Santiago pagó las dos empanadas calientes y la Coca-cola, salió y el jirón Carabaya estaba ardiendo. Los cristales del tranvía Lima —San Miguel repetían los avisos luminosos y el cielo también estaba rojizo, como si Lima se fuera a convertir en el infierno de verdad. Piensa: la mierdecita en la mierda de verdad. Las veredas hervían de hormigas acicaladas, los transeúntes invadían la pista y avanzaban entre los automóviles, lo peor es que a una la agarre la salida de las oficinas en el centro decía la señora Zoila cada vez que volvía de compras, sofocada y quejumbrosa, y Santiago sintió el cosquilleo en el estómago: ocho días ya. Entró por el viejo portón; un espacioso zaguán, gordas bobinas de papel arrimadas contra paredes manchadas de hollín. Olía a tinta; a vejez, era un olor hospitalario. En la reja se le acercó un portero vestido de azul: ¿el señor Vallejo? El segundo piso, al fondo, donde decía Dirección. Subió desasosegado las escaleras anchísimas que crujían como roídas desde tiempos inmemoriales por ratas y polillas. Nunca habrían pasado una escoba por aquí. Para qué haber molestado a la señora Lucía haciéndole planchar el terno, para qué desperdiciar un sol lustrándose los zapatos. Esa debía ser la redacción: las puertas estaba abiertas, no había nadie. Se detuvo; con ojos voraces, vírgenes, exploró las mesas desiertas, las máquinas, los basureros de mimbre, los escritorios, las fotos clavadas en las paredes. Trabajan de noche, duermen de día, pensó, una profesión un poco bohemia, un poco romántica. Alzó la mano y dio un golpecito discreto.
La escalera de la sala al segundo piso tenía una alfombrita roja sujeta con horquillas doradas y en la pared había indiecitos tocando la quena, arreando rebaños de llamas. El cuarto de baño relucía de azulejos, el lavador y la tina eran rosados, en el espejo Amalia podía verse de cuerpo entero.
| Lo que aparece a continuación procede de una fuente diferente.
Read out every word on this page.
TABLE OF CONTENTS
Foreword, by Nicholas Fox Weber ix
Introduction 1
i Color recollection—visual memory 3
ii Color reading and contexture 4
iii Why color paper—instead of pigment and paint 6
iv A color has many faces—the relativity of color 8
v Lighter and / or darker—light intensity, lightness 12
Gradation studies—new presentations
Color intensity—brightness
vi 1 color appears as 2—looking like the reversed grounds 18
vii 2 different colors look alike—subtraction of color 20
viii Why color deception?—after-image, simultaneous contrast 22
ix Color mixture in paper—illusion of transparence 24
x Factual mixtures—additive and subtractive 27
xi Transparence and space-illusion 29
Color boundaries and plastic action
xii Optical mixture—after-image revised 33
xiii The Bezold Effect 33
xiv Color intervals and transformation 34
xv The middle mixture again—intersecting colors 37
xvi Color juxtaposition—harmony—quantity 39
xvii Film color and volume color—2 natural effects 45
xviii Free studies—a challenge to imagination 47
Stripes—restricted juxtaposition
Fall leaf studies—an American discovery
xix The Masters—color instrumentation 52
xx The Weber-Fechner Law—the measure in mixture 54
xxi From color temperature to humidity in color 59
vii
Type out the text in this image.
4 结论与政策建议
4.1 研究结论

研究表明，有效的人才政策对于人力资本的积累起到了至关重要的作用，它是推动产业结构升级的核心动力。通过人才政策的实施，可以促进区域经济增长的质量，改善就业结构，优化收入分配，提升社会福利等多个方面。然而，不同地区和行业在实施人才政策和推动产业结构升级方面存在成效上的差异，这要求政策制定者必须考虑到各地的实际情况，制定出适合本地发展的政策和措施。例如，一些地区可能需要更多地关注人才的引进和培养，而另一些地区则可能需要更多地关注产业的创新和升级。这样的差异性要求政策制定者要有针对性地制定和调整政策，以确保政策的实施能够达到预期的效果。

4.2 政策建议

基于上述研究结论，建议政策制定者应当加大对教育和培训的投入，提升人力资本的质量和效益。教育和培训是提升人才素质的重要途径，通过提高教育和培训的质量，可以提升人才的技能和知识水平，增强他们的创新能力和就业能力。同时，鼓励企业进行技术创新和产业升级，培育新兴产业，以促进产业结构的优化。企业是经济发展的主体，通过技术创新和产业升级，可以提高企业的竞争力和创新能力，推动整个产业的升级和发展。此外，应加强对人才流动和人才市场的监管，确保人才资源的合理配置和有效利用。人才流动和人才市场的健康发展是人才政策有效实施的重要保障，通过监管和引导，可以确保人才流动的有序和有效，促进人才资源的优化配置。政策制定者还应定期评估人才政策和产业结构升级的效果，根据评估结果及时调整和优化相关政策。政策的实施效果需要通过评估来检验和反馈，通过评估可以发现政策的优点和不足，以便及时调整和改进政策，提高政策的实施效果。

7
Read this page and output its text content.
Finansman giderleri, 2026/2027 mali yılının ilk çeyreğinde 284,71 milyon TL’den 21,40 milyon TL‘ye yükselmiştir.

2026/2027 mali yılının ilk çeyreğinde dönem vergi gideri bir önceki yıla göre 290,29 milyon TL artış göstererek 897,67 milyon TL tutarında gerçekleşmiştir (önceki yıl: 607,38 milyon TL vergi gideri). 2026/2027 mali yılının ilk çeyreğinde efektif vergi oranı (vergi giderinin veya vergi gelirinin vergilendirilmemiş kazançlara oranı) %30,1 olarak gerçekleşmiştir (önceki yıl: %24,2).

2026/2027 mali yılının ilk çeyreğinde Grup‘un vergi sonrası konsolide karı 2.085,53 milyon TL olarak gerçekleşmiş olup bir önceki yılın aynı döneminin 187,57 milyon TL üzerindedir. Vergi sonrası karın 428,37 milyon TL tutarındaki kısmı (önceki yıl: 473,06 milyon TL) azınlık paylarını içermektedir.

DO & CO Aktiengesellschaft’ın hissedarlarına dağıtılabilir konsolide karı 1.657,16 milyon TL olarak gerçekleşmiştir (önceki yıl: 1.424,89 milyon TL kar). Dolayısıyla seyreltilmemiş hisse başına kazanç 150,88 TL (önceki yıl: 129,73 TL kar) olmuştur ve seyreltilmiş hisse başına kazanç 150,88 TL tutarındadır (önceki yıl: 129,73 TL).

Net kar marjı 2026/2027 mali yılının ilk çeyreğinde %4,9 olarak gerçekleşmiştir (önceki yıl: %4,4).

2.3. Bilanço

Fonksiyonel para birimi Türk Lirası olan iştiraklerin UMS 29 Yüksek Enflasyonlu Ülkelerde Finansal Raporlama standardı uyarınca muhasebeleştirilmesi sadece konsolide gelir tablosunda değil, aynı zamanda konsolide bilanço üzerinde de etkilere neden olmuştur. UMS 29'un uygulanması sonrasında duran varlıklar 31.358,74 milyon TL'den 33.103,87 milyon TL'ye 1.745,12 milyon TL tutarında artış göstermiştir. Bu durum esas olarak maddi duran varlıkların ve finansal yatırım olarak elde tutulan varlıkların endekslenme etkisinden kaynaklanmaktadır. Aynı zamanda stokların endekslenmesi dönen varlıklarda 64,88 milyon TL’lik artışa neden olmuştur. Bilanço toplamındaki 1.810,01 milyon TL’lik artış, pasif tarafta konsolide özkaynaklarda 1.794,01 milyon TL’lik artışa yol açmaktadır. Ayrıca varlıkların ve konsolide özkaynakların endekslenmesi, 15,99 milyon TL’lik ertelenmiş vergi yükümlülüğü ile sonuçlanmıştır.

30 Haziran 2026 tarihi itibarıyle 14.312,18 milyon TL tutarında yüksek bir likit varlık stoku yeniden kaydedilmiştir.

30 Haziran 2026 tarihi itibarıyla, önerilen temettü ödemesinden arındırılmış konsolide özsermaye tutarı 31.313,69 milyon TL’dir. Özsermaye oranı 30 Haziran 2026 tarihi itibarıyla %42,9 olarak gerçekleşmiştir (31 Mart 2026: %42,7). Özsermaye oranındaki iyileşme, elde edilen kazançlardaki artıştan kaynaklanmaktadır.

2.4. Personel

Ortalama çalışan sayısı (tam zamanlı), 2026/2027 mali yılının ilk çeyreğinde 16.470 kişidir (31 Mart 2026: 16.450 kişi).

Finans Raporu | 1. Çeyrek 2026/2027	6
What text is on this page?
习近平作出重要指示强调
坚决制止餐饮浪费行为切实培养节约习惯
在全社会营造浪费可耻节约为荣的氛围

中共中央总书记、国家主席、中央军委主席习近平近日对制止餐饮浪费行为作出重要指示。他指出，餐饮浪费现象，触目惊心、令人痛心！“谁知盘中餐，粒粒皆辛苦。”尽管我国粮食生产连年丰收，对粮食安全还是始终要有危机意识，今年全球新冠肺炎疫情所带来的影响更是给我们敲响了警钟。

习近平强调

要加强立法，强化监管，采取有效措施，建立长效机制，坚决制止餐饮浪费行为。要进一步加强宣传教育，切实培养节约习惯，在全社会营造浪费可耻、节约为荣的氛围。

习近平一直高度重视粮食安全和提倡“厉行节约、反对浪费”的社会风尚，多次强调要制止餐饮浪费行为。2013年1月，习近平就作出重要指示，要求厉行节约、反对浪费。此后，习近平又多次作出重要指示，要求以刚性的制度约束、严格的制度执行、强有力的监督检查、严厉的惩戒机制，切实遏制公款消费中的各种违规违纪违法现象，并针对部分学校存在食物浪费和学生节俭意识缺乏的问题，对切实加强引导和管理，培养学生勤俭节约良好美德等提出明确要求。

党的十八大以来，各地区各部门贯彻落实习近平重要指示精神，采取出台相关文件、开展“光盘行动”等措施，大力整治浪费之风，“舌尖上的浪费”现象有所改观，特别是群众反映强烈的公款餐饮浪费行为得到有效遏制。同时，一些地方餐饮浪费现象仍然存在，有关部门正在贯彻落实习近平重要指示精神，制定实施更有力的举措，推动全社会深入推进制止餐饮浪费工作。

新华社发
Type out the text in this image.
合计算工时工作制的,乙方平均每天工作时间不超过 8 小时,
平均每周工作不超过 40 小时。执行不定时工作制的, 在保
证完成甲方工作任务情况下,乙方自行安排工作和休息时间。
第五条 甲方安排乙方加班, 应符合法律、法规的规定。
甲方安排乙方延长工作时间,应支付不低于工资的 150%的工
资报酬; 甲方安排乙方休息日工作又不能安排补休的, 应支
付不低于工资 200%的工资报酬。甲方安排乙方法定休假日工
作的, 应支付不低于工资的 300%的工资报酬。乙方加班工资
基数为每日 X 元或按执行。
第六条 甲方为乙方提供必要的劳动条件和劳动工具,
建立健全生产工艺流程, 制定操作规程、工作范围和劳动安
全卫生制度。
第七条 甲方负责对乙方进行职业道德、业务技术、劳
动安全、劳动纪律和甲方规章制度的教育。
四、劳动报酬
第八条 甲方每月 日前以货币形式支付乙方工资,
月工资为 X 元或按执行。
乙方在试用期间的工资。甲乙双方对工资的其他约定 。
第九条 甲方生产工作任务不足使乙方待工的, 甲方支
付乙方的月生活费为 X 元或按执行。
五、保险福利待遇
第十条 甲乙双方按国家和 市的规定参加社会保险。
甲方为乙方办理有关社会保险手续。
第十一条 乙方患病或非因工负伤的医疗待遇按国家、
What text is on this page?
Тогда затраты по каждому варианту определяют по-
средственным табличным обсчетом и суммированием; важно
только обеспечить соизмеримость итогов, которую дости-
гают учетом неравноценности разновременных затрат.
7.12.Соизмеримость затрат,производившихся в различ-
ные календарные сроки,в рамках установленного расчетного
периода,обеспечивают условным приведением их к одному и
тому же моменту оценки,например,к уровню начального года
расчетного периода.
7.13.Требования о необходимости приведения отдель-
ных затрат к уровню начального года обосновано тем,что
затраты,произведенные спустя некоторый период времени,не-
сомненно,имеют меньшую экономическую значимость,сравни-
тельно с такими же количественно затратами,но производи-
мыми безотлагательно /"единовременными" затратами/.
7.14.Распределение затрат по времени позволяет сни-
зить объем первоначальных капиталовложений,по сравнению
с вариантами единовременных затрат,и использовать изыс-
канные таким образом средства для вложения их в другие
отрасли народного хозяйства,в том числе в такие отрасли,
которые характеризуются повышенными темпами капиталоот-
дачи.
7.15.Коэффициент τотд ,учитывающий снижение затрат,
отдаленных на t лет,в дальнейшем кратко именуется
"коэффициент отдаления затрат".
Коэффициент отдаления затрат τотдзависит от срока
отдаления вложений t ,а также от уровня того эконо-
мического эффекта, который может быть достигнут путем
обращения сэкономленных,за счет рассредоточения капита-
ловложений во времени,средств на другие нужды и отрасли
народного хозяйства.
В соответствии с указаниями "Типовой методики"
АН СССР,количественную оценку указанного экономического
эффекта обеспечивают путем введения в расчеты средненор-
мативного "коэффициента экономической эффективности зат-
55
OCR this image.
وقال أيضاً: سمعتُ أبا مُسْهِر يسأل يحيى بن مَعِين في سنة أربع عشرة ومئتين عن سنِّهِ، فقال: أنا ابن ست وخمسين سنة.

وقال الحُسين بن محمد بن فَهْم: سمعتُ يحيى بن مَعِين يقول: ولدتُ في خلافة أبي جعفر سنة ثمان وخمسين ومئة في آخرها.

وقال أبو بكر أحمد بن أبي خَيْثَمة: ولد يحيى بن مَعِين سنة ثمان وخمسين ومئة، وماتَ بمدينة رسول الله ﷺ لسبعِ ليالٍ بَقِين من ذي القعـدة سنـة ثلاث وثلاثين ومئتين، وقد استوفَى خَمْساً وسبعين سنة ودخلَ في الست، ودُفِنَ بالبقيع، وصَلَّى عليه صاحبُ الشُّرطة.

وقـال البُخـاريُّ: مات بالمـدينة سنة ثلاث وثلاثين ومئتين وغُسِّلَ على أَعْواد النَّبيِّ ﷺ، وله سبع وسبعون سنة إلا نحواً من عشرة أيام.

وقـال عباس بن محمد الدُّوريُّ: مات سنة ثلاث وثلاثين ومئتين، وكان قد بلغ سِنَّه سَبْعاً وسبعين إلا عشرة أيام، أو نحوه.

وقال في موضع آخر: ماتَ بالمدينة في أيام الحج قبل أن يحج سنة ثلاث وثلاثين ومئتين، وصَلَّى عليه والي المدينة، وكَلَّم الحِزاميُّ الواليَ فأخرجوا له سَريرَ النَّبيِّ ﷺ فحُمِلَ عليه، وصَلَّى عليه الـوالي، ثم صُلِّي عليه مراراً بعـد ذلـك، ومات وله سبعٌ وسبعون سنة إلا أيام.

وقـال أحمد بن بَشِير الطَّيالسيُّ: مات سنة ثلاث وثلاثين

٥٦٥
Pero lo más bonito era el dormitorio de la señora, los primeros días subía con cualquier pretexto y no se cansaba de contemplarlo. La alfombra era azul marino, como las cortinas del balcón, pero lo que más llamaba la atención era la cama tan ancha, tan bajita, sus patitas de cocodrilo y su cubrecamas negro, con ese animal amarillo que echaba fuego. ¿Y para qué tantos espejos? Le había costado trabajo acostumbrarse a esa multiplicación de Amalias, a verse repetida así, lanzada así por el espejo del tocador contra el del biombo y por el del closet (esa cantidad de vestidos, de blusas, de pantalones, de turbantes, de zapatos) contra ese espejo inútil colgado en el techo, en el que aparecía enjaulado el dragón. Había un solo cuadro y le ardió la cara la primera vez que lo vio. La señora Zoila jamás hubiera puesto en su dormitorio una mujer desnuda agarrándose los senos con esa desfachatez, mostrando todo con tanto descaro. Pero aquí todo era atrevido, empezando por el derroche. ¿Por qué traían tantas cosas de la bodega? Porque la señora da muchas fiestas, le dijo Carlota, los amigos del señor eran importantes, había que atenderlos bien. La señora parecía multimillonaria, no se preocupaba por la plata. Amalia había sentido vergüenza al ver las cuentas que le sacaba Símula, le robaba horrores en el diario y ella como si nada, ¿gastaste tanto?, está bien, y se guardaba el vuelto sin contarlo.